$8.5M FDR Drive Resurfacing Project Finished Ahead Of Schedule
NEW YORK (CBSNewYork) -- A multi-million dollar resurfacing project on the FDR drive has finished ahead of schedule.
New York City Mayor Bill de Blasio and Department of Transportation Commissioner Polly Trottenberg announced the completion of the 9.5-mile resurfacing project on Monday morning.
The $8.5 million project kicked off in July. Over the last several months, drivers faced regular road closures as sections of the FDR drive from Montgomery Street, located just south of the Williamsburg bridge, to 125th Street in Harlem, were repaved.
The project took 35,000 tons of asphalt, applied by DOT workers over 72 nights, WCBS 880's Rich Lamb reported.
"They approached the FDR as a single unit," de Blasio said. They went at the whole thing simultaneously in less than six months," de Blasio said.
The project was initially slated to take around six months, with a price tag of around $11 million.

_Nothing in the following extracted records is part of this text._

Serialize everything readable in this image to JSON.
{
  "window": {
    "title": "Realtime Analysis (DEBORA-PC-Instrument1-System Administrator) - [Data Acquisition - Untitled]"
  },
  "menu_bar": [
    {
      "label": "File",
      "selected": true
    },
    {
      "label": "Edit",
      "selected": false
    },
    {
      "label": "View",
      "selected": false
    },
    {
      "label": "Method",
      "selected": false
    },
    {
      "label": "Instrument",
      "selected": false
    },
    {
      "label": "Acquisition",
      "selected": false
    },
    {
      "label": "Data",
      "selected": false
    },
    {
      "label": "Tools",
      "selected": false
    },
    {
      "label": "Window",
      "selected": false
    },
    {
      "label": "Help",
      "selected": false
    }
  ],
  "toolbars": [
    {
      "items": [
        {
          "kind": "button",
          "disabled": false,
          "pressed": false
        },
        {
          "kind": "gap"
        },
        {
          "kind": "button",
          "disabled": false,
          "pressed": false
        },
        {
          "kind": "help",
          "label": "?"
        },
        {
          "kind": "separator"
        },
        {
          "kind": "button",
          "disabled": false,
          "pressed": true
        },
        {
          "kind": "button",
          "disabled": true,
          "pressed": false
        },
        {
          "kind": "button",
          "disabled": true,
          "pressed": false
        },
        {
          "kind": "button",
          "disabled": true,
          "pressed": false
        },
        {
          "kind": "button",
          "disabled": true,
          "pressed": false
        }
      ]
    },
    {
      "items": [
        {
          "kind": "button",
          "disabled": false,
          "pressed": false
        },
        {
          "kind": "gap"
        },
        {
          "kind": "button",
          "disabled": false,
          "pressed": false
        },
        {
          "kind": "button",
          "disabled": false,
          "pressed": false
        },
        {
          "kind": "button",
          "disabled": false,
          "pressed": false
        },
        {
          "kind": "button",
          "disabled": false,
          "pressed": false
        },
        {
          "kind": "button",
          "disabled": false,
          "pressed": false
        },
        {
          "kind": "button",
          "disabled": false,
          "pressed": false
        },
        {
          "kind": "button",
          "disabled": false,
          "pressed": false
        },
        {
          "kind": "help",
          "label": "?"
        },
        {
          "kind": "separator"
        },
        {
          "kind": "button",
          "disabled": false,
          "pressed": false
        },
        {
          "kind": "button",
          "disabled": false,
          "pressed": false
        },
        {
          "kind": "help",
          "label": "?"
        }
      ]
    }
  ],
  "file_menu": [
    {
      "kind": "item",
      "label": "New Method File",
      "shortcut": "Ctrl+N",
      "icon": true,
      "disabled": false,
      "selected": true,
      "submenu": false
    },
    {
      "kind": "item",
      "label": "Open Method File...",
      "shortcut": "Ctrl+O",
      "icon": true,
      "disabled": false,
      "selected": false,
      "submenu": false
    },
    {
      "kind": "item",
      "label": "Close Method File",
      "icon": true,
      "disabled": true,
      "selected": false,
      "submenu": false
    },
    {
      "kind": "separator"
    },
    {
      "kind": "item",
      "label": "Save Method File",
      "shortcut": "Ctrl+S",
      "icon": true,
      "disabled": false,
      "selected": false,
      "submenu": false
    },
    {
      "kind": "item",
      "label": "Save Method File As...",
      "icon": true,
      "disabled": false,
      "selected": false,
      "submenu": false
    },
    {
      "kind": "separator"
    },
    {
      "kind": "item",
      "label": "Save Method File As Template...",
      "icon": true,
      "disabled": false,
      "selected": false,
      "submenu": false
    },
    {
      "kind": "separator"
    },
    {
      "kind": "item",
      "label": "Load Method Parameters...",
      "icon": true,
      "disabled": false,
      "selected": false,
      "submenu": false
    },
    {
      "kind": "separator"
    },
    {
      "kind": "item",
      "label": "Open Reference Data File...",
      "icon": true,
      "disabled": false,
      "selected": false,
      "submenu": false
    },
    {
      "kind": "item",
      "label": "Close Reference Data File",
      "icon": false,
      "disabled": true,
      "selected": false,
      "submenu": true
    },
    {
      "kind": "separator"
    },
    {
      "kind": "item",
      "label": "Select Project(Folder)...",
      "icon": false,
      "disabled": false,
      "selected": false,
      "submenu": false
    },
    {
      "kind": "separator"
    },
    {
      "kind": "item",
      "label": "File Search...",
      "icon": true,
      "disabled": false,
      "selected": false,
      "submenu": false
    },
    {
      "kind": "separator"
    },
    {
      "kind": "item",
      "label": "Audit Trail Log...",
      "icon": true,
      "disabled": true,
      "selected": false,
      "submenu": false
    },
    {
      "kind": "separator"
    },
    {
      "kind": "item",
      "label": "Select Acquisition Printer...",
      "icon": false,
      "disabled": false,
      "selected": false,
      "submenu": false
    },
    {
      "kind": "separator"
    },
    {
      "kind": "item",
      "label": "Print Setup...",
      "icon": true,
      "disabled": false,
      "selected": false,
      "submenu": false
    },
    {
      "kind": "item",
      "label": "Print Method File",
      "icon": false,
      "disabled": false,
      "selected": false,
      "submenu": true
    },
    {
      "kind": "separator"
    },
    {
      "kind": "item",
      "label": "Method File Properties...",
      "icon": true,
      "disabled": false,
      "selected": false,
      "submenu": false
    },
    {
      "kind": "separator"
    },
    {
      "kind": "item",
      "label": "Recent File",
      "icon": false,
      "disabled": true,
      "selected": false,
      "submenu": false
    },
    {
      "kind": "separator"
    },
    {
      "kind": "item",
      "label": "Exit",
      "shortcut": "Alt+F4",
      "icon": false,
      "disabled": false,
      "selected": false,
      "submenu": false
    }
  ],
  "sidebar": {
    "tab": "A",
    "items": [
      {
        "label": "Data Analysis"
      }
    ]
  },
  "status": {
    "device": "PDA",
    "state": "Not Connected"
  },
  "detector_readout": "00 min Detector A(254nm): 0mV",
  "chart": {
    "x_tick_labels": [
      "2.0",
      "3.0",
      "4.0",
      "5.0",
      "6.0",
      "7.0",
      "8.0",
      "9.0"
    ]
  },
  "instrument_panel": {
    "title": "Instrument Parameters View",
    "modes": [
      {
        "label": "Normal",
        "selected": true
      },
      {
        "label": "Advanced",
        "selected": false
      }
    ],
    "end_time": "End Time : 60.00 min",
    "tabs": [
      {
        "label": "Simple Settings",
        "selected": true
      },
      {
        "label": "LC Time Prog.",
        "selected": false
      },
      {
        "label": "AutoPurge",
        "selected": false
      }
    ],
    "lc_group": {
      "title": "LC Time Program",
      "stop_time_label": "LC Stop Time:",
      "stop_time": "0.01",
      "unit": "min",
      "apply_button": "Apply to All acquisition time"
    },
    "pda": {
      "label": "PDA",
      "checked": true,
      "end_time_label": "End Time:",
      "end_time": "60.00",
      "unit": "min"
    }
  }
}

According to de Blasio, this is the first time the FDR drive has been repaved end-to-end since its initial completion in 1966.
"Thirty-five lane miles, all in less than six months," de Blasio said. "That's never been attempted before in the history of this city, certainly never been achieved before."
According to the de Blasio administration, the FDR project is just one part of the $1.6 billion plan to resurface New York City roads over the next ten years. Around 2,500 city roads are expected to be repaved within the next 18 months, the de Blasio administration said in a statement.
When de Blasio was asked whether the project had special priority because it's the most direct route to Gracie Mansion, de Blasio said no, saying that the project was all about the condition of the roadway and driving complaints.
"We've heard complaints about this one for a long, long time," de Blasio said. "For one of our busiest roads, absolutely, was well beyond the point that it needed a major overhaul."